Apple Products Projected to Grab 11% of Corporate Spending by 2015 [Forrester]

Iphone business

The iPhone halo isn’t limited to consumers only – it also paves the way to successful penetration in the lucrative corporate market, reports the Wall Street Journal. To put that into numbers, Apple products accounted for 8% of global business and government spending on computers and tablets in 2012, up 1% compared to 2009, and that figure is projected to grow to 11% by 2015, according to Forester Research.

As Chip Pearson, chief executive of a company that helps businesses deploy Apple products, puts it, the iPhone is the “tip of the spear”. For example, at Cisco Systems Inc. Apple has been going mainstream since the company adopted a BYOD (bring your own device) policy: iPhones now account for about three-quarters of Cisco’s 70,000 mobile devices. Furthermore, the number of MacBooks is also on the rise: about a quarter of the company-provided laptops – roughly 35,000 – are Apple portables.

LG&E and KU Energy LLC, Kentucky’s biggest electric utility, shows how Apple gains a foothold inside companies, and then expands its reach.

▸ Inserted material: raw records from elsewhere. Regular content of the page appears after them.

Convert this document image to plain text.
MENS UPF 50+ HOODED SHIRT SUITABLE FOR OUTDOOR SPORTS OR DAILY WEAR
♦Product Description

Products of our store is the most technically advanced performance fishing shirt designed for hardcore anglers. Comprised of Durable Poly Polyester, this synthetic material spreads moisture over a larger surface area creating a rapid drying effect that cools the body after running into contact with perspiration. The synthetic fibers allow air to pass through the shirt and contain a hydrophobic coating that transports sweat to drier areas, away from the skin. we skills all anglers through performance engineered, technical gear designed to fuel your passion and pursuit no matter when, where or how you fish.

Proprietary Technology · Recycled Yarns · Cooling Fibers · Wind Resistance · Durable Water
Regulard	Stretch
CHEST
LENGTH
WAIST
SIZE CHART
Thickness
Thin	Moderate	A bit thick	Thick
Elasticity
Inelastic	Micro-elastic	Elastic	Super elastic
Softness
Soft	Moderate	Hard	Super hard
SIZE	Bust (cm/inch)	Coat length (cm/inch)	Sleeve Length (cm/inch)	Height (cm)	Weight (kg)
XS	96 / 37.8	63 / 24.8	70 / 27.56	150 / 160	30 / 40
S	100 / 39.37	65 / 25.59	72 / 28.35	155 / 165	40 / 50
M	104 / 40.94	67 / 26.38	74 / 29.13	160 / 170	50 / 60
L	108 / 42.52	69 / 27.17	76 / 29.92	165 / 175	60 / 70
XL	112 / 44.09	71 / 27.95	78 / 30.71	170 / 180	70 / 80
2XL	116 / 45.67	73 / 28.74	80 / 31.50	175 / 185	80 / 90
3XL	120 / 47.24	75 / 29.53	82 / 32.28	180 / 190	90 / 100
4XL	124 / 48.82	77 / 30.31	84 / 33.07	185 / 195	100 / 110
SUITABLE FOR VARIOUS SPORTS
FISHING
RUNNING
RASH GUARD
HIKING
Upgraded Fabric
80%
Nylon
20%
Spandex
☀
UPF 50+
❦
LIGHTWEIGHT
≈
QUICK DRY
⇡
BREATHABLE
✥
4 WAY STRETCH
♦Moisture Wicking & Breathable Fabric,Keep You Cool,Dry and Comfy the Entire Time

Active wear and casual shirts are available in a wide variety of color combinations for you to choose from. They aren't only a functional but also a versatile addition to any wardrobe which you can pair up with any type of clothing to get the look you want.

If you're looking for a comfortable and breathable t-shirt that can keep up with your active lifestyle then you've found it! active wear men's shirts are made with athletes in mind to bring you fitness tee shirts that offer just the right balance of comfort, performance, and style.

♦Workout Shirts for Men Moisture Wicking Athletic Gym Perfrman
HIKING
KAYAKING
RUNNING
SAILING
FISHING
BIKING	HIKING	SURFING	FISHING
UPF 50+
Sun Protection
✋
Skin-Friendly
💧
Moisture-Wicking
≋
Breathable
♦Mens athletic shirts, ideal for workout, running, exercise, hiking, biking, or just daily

The utility, a subsidiary of PPL Corp. PPL +1.28% , approved the iPhone for employees in 2010. It then introduced iPads, and built apps such as one to help its helicopter patrollers survey 5,500 miles of high-voltage power lines. Using an iPad’s global-positioning system, patrollers can pinpoint the location of a problem and select from a menu of common issues, such as a damaged pole or an overgrown tree.

“For years, we looked for some way to automate this and we heard all sorts of fairy tales, but we could never find anything,” said Robby Trimble, LG&E and KU’s manager of transmission-line services.

Also, there are the apps: just like Cisco, other companies have developed apps, with iDevices being the first choice of companies for such mobile applications.

Traditional makers of business software are making versions of their products for phones and tablets. Salesforce.com Inc., which offers its software to manage customer relationships over the Internet, says most of its apps are being downloaded to Apple devices.

Apple has historically focused mainly on consumers rather than corporations, but as the WSJ points out, under Tim Cook this has changed: the latest built-in features in both the mobile operating system and iOS make it easier to link portables to corporate email systems, and they also provide better data protection.